Julia looked up as if God dwelled behind the chipped paint of the welfare office ceiling instead of in the heavens. “Forgive me Lord,” she whispered solemnly. “But I did not hear this man tell me about a 401k. I never heard him mention it and I know nothing about it.”
“Thank you,” I said, checking off that I had no 401k. “You know, Julia, I don’t like to sound like a sad sack, but I spend more time than I care to say going over all the mistakes I’ve made in my life.”
“Count your blessings, not your mistakes, Mr. Rich,” said Julia, batting her eyelashes. “You know the secret to Jamaican culture is having faith. With it anything in the world can be achieved.”
“Have you ever dated a Jewish man, Julia?” I asked, suddenly missing my ex-wife.
“You should try it.
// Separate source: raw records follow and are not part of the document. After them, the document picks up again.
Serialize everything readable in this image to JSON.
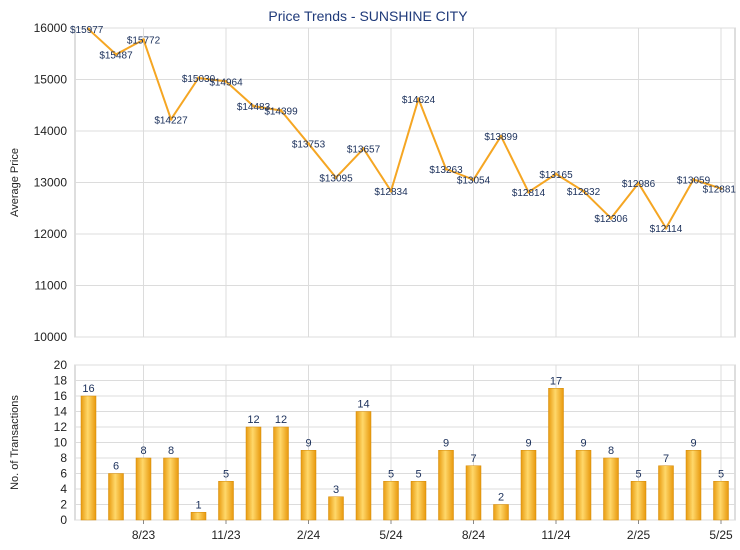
{
  "chart_data": [
    {
      "type": "line",
      "title": "Price Trends - SUNSHINE CITY",
      "ylabel": "Average Price",
      "ylim": [
        10000,
        16000
      ],
      "yticks": [
        10000,
        11000,
        12000,
        13000,
        14000,
        15000,
        16000
      ],
      "grid": true,
      "line_color": "#f5a623",
      "series": [
        {
          "values": [
            15977,
            15487,
            15772,
            14227,
            15030,
            14964,
            14483,
            14399,
            13753,
            13095,
            13657,
            12834,
            14624,
            13263,
            13054,
            13899,
            12814,
            13165,
            12832,
            12306,
            12986,
            12114,
            13059,
            12881
          ],
          "labels": [
            "$15977",
            "$15487",
            "$15772",
            "$14227",
            "$15030",
            "$14964",
            "$14483",
            "$14399",
            "$13753",
            "$13095",
            "$13657",
            "$12834",
            "$14624",
            "$13263",
            "$13054",
            "$13899",
            "$12814",
            "$13165",
            "$12832",
            "$12306",
            "$12986",
            "$12114",
            "$13059",
            "$12881"
          ]
        }
      ]
    },
    {
      "type": "bar",
      "ylabel": "No. of Transactions",
      "ylim": [
        0,
        20
      ],
      "yticks": [
        0,
        2,
        4,
        6,
        8,
        10,
        12,
        14,
        16,
        18,
        20
      ],
      "grid": true,
      "bar_color": "#f5b324",
      "values": [
        16,
        6,
        8,
        8,
        1,
        5,
        12,
        12,
        9,
        3,
        14,
        5,
        5,
        9,
        7,
        2,
        9,
        17,
        9,
        8,
        5,
        7,
        9,
        5
      ],
      "x_tick_labels": [
        {
          "index": 2,
          "label": "8/23"
        },
        {
          "index": 5,
          "label": "11/23"
        },
        {
          "index": 8,
          "label": "2/24"
        },
        {
          "index": 11,
          "label": "5/24"
        },
        {
          "index": 14,
          "label": "8/24"
        },
        {
          "index": 17,
          "label": "11/24"
        },
        {
          "index": 20,
          "label": "2/25"
        },
        {
          "index": 23,
          "label": "5/25"
        }
      ]
    }
  ]
}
Jewish men will make you laugh.”
“Jamaicans love to laugh,” said Julia with a stifled library-type laugh.
“So maybe you’d like to go out with me sometime. I don’t have much money, but perhaps I could scrap enough together to take you out for coffee or we could meet up at the public library. Do you like to read, Julia?”
Julia smiled politely. “You’re paperwork is complete,” she said.
“Well what do you say? Why don’t you give me your phone number?”
“I don’t give out my phone number to clients.”
“Yes, of course,” I replied. “That is the prudent thing to do, but perhaps you can make an exception this time.”
My trollop batted her dragonfly eyelashes. “Do you have any questions about this interview, Mr. Rich?”
“Will I be approved for cash assistance and food stamp benefits until I get on my feet?”
“You will begin getting them on the 15th of the month.”
“Then thank you for everything, Ms. Burns,” I said, getting up and putting on my worn coat. “And if you ever change your mind about going out with one of your clients, please feel free to give me a call. My contact information, as you know, is in the file.”
Ms. Burns closed the file.
“Have a good day, Mr. Rich, and the best of luck to you.”